Hmm. That’s not the story I heard.

And that’s not a cheap reference to Rashomon. It really isn’t the story I heard.

Here’s a cite.

The yoga/stretching girl’s death in that was pretty gruesome.

How about in Untraceable? Colin Hanks body is being slowly dissolved in acid and accepting his death and knowing his fellow police are watching him on video stream, he blinks out a key fact in morse code by blinking.

The pretty cruddy movie Volcano (the one with Tommy Lee Jones and Anne Heche) has a couple of scenes that disturbed me to no end. In one, a firefighter heaves someone to safety but in the process has to land boots-first in lava, and we watch him burn up like a pyro version of the wicked witch, dissolving into the ground.

In another, a demolitions crew is setting charges to drop a mall into the path of the lava flow, and one of them gets his foot stuck under debris. There’s no way to get him out in time before they have to blow the charges, and he’s saying “no, don’t risk your lives for me, get out of here!” And one of his teammates basically says, okay I’ll stay with him, and they huddle melancholically until the dynamite goes off and they’re crushed to death. Characters knowing what’s about to happen (like in the cannibal bit I cited in an earlier post in this thread) is terrifying to me onscreen.

Definitely a big part of what makes it disturbing.

I thought the scene in Signs, where Mel Gibson (no, that’s not the disturbing part) is talking to his conscious but soon to die wife while she is pinned to a tree by a car.

The most astonishing (and stomach-turning and saddening) aerial shot I’ve seen was in “Santa Sangre”, showing the small elephant dying, with rivers of blood gushing and gushing out of its trunk and all over the place. Freaking heavy.
Jodoworoski sometimes could really deal it - not sure, though, if always in the most digestible manner. :slight_smile:

Two kinda funnier ones just hit me - in “Charlie and the Chocolate Factory”, one shlep gets sucked up into some sort of giant chocolatey tube or something, and another brat becomes a giant blueberry that gets rolled away.

Neither of them die. We even get to see them at the end, although they all come out rather worse for wear.

Oh, right. (headbonk)

This is true of the book and the 2005 film. In the 1971 film, none of the kids are seen again after their respective… mishaps.

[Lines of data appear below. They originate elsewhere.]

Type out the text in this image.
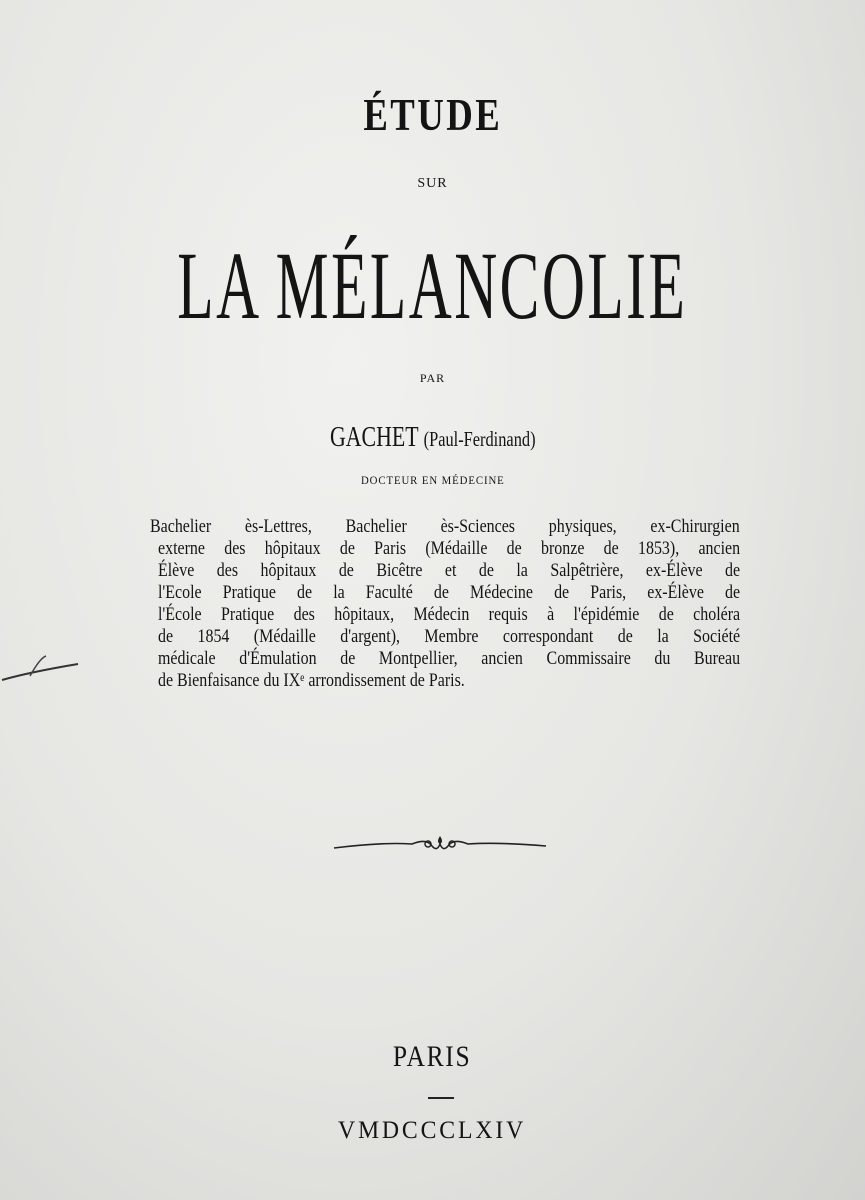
ÉTUDE
SUR
LA MÉLANCOLIE
PAR
GACHET (Paul-Ferdinand)
DOCTEUR EN MÉDECINE
Bachelier ès-Lettres, Bachelier ès-Sciences physiques, ex-Chirurgien
externe des hôpitaux de Paris (Médaille de bronze de 1853), ancien
Élève des hôpitaux de Bicêtre et de la Salpêtrière, ex-Élève de
l'Ecole Pratique de la Faculté de Médecine de Paris, ex-Élève de
l'École Pratique des hôpitaux, Médecin requis à l'épidémie de choléra
de 1854 (Médaille d'argent), Membre correspondant de la Société
médicale d'Émulation de Montpellier, ancien Commissaire du Bureau
de Bienfaisance du IXᵉ arrondissement de Paris.
PARIS
VMDCCCLXIV
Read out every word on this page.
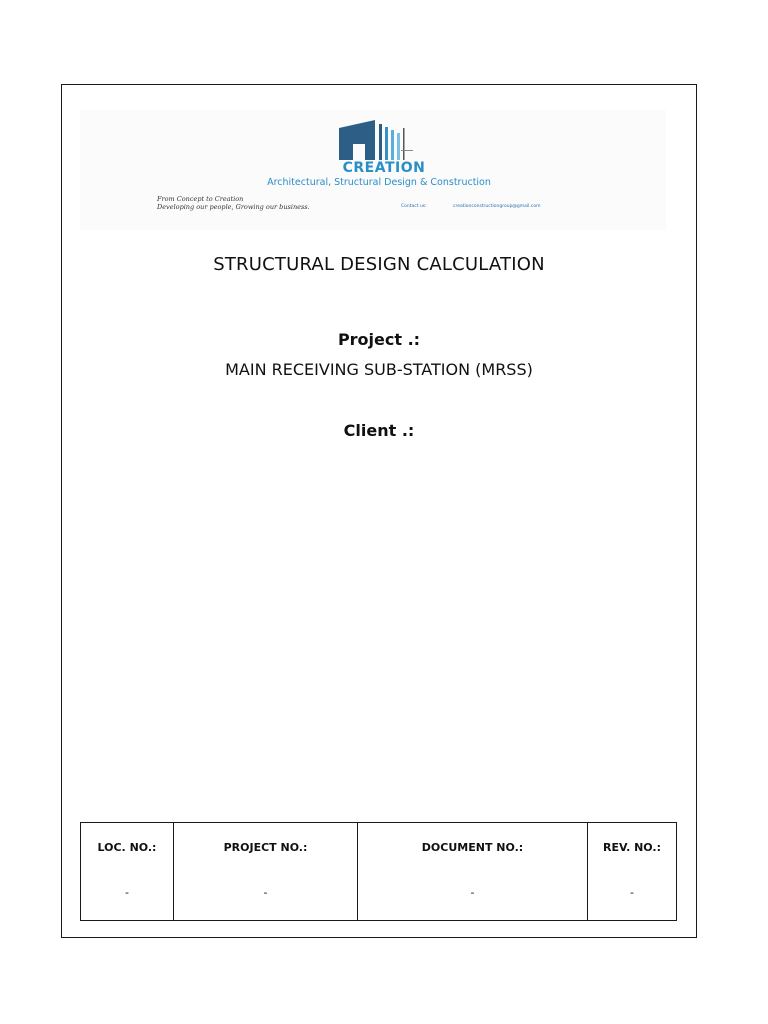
CREATION
Architectural, Structural Design & Construction
From Concept to Creation
Developing our people, Growing our business.	Contact us:	creationconstructiongroup@gmail.com
STRUCTURAL DESIGN CALCULATION
Project .:
MAIN RECEIVING SUB-STATION (MRSS)
Client .:
LOC. NO.:
-

PROJECT NO.:
-

DOCUMENT NO.:
-

REV. NO.:
-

True, but this quote (maybe not from the most reliable of narrators) ostensibly reassures us they’re “ok”:
WW: “My dear boy, I promise you they’ll be quite all right. When they leave here, they’ll be completely restored to their normal, terrible old selves. But maybe they’ll be a little bit wiser for the wear. Anyway, don’t worry about them.”

Sounds like the kind of thing a guy who killed seven children would say!

“Man Bites Dog”…

Where do I even start with this one?

One of the most frightening death scenes I can think of is in “Peeping Tom”.

Do tell…

When the film’s protagonist (I’d lke to say antagonist but pretty sure that’s wrong, here) films his victims, at a certain point he’ll whip out a tripod leg that has a blade on the end of it. As he approaches (while stilll filming) his victim with the modified weapon, it’s apparently important to him that he documents the fear on their faces before he dispatches them - a psychopathy stemming from when he was a child, when his psychiatrist father would film his son as large creepy insects were placed on him, in bed, in order to document that fear.